When our pessimistic view of ‘others’ is reflected back at us by a sensationalist media we tend to believe that civilisation is but a thin veneer. ‘Others’ can be portrayed as selfish, untrustworthy, and dangerous, with their bestial natures just waiting to break out. In truth this premise is unfounded as humans are basically decent, compassionate, cooperative, and kind. We aim to be our best selves. Powerful global challenges to our well-being from Covid-19 and climate change to human and civil activism, has led us to recognise the power of the collective to provoke dynamic societal change, and foster community. ‘Me’ has morphed into ‘we’. This cultural shift is extending to brands.

Brands are more focused than ever on championing ethical, human-centred, and sustainable processes to craft purposeful design, strategies, and outcomes, to build better futures for humankind.

Brands are setting aside their competitive natures and differences to work together for the greater good, such as the cooperation between pharmaceutical companies for the Covid pandemic, building brand unity and solidarity in messaging — “you can’t stop us”, scaling focus in favour of building a sense of community good and partnership, becoming climate positive by reducing greenhouse gas emissions, and leading the circular economy by rethinking and shifting the focus to recycling resources and eliminating waste. While brands may not have advocated for moral or ethical responsibility in the past, they certainly are now.

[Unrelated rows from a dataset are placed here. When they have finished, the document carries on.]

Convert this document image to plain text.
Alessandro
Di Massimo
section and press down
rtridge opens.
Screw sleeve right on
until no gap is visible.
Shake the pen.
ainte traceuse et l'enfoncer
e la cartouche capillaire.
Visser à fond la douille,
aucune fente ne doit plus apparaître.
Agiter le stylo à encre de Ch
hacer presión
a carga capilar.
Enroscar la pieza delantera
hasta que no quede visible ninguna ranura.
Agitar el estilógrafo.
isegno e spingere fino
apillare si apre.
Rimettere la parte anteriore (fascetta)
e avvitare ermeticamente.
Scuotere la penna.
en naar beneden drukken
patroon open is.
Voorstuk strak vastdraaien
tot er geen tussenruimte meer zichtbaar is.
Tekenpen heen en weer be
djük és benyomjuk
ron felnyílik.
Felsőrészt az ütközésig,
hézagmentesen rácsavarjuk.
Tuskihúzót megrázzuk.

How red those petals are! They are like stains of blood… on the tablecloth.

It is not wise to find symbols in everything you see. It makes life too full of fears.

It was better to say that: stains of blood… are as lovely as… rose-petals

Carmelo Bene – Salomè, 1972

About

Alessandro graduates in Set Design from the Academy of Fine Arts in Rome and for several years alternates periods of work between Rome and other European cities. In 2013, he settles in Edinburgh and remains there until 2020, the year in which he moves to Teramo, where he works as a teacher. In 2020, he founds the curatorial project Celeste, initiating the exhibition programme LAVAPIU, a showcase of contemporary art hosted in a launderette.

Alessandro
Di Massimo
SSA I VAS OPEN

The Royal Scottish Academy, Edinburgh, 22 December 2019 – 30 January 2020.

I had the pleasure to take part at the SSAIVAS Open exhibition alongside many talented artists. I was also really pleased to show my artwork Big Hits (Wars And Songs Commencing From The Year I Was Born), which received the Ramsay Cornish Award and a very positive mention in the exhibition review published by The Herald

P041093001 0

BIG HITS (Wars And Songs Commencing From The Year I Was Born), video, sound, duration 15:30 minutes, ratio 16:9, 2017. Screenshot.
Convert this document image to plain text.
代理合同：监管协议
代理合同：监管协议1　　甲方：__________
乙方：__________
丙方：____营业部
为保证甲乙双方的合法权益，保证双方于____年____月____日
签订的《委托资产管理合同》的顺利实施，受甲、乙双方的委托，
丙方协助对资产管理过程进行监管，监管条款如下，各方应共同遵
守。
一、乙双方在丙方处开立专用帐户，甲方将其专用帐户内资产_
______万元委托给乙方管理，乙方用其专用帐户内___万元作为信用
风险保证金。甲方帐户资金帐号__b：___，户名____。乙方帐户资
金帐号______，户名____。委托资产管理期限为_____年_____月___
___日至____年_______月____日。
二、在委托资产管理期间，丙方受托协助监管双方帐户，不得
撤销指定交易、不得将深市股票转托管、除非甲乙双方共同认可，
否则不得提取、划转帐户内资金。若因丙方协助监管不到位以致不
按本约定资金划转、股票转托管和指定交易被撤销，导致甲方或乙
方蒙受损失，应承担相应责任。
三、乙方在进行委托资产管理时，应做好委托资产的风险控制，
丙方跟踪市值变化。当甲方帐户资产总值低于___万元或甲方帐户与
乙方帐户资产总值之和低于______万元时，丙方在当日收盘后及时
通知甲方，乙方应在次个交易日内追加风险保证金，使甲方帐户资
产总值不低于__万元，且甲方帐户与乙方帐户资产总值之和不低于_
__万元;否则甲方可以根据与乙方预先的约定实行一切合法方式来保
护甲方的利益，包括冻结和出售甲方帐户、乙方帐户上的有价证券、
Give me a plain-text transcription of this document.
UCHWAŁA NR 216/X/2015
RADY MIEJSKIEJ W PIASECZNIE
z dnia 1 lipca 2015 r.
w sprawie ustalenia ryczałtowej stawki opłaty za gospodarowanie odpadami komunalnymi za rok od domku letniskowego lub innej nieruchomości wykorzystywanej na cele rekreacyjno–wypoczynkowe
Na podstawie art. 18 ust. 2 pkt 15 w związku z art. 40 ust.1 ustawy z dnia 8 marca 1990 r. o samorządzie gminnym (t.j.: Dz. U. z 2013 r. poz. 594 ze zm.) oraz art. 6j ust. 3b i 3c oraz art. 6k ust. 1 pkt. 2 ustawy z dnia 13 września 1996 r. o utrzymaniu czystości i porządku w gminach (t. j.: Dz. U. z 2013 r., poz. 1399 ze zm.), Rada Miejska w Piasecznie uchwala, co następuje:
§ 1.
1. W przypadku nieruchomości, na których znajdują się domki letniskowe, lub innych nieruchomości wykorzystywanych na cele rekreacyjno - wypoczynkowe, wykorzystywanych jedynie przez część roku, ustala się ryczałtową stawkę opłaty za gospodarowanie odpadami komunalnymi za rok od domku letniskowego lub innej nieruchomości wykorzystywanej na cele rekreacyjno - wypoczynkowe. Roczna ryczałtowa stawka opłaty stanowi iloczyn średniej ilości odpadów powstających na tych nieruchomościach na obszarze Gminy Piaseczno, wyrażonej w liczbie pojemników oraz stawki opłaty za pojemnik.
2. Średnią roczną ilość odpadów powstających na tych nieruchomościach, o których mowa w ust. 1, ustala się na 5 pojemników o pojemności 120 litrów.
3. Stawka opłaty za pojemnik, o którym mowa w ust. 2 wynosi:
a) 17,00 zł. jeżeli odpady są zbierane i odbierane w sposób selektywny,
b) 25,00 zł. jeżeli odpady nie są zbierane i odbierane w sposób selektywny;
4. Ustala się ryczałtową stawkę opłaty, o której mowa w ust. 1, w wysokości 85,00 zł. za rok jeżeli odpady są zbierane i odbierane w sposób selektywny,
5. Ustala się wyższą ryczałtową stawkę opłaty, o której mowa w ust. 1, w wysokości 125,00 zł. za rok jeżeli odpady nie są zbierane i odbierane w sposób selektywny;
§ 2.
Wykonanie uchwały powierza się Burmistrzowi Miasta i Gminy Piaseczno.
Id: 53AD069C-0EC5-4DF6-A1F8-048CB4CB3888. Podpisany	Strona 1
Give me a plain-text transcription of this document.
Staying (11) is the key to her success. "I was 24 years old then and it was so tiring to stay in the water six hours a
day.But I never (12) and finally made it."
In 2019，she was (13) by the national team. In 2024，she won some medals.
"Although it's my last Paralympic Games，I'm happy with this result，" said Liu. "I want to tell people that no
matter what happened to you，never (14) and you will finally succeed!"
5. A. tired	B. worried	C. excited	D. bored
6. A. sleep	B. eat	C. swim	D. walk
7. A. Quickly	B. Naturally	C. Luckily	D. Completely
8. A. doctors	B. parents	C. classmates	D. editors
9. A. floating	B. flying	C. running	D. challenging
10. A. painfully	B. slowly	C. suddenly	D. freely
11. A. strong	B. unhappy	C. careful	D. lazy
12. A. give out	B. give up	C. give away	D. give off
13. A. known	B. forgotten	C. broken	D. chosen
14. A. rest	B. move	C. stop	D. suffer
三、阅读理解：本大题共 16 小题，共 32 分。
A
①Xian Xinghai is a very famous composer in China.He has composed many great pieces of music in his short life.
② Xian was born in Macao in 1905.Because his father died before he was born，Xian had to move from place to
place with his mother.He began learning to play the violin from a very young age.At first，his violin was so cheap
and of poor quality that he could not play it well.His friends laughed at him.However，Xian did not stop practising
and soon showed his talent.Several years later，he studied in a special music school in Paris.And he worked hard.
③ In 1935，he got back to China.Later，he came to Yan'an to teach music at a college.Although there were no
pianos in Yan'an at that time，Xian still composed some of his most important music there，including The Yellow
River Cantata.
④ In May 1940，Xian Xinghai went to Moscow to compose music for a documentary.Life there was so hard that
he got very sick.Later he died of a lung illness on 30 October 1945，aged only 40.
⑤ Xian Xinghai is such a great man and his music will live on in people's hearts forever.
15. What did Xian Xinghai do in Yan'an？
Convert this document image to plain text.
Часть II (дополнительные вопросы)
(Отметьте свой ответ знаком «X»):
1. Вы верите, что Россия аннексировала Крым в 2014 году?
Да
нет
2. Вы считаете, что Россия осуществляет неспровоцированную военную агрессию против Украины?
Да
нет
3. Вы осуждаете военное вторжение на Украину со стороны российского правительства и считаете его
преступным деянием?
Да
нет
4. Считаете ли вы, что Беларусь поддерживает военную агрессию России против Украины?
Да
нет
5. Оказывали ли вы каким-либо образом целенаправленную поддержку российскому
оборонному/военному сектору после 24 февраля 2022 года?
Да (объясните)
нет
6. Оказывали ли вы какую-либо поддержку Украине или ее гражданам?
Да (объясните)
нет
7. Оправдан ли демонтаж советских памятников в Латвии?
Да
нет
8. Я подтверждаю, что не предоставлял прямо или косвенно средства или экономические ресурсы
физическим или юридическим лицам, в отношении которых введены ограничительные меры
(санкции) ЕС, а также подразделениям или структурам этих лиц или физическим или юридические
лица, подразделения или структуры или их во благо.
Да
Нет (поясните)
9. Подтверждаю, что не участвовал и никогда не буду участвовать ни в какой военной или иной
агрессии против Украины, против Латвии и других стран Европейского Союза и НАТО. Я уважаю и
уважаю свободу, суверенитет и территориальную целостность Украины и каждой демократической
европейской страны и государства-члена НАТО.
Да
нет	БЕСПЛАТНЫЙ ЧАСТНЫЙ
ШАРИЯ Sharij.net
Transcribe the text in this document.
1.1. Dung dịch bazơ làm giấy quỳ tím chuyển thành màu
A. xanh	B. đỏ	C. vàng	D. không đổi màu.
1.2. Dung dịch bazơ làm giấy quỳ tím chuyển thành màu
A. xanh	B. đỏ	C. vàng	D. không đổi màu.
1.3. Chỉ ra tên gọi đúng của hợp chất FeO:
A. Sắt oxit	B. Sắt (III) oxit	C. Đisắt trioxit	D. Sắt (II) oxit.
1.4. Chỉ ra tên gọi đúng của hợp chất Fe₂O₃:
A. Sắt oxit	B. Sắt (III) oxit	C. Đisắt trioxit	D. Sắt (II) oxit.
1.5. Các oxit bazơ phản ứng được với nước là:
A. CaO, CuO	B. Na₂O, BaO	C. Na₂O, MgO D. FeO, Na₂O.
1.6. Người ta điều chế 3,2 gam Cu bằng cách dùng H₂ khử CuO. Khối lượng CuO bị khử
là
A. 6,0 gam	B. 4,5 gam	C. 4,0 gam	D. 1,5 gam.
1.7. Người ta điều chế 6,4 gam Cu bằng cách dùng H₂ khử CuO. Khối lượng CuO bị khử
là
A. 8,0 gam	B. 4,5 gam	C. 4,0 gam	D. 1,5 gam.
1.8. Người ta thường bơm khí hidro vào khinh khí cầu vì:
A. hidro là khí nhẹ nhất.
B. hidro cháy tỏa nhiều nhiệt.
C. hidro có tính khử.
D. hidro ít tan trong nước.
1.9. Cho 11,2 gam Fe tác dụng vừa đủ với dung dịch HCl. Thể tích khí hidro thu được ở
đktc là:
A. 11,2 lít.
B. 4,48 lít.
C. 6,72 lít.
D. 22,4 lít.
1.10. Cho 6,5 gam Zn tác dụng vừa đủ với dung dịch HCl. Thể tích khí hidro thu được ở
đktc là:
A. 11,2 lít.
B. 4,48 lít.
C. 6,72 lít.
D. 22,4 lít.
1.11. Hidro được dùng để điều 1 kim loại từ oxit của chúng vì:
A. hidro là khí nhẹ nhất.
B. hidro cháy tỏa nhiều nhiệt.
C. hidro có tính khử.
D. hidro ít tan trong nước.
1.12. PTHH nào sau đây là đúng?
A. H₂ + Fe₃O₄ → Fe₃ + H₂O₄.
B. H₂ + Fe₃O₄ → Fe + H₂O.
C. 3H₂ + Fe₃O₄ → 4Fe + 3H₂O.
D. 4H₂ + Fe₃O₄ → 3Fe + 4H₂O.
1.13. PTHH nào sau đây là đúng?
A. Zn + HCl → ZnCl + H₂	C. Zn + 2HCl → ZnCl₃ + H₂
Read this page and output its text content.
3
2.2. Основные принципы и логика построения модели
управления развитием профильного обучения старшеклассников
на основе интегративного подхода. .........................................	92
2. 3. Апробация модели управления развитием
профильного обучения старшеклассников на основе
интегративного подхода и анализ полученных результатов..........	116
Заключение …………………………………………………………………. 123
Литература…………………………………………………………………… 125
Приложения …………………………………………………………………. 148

How brands behave matters more than ever to consumers. According to an IBM survey published in 2020, 40% of consumers are purpose driven in their purchases. Purpose is going mainstream with brand safety monitors popping up to scrutinise corporate behaviour, and platforms and channels, to respond to this growing ethical motivation amongst consumers. Brands are putting their values front and centre.

The communication of a brand’s values goes far beyond its products; it includes everything from brand actions to treatment of employees, to the context in which its ads appear, to generosity and empathy in marketing campaigns, to helping consumers to successfully navigate their way through the pandemic. Understanding consumer values gives brands new ways of forging deeper relationships with consumers that will pay off in greater consumer loyalty and help grow consumer lifetime value.

Brand safety is the latest consideration when communicating brand values. In this values-driven new world, brands need to be proactively highlighting their ethics and socially conscious practices, such as your media buy aligning to your values. Context is king, and tone is key. Companies need to constantly monitor their advertising and media mix environment. The rising class of vigilant consumers will call you to account.

In a time of pandemic madness and hardship, consumers are holding brands to higher standards and marketers are consequently seeking to uplift people by humanising their brands. We care for ourselves by caring for others. Whilst there is light at the end of the pandemic tunnel, many still need help and reassurance. Consumers will look back at these historic times and remember those that stepped forward and helped — is that you?

The message is that we all, brands and consumers alike, have a role to play in uplifting others by providing hope, and in doing so we are ourselves are uplifted.

When brand purpose aligns with consumer values it is win/win for both.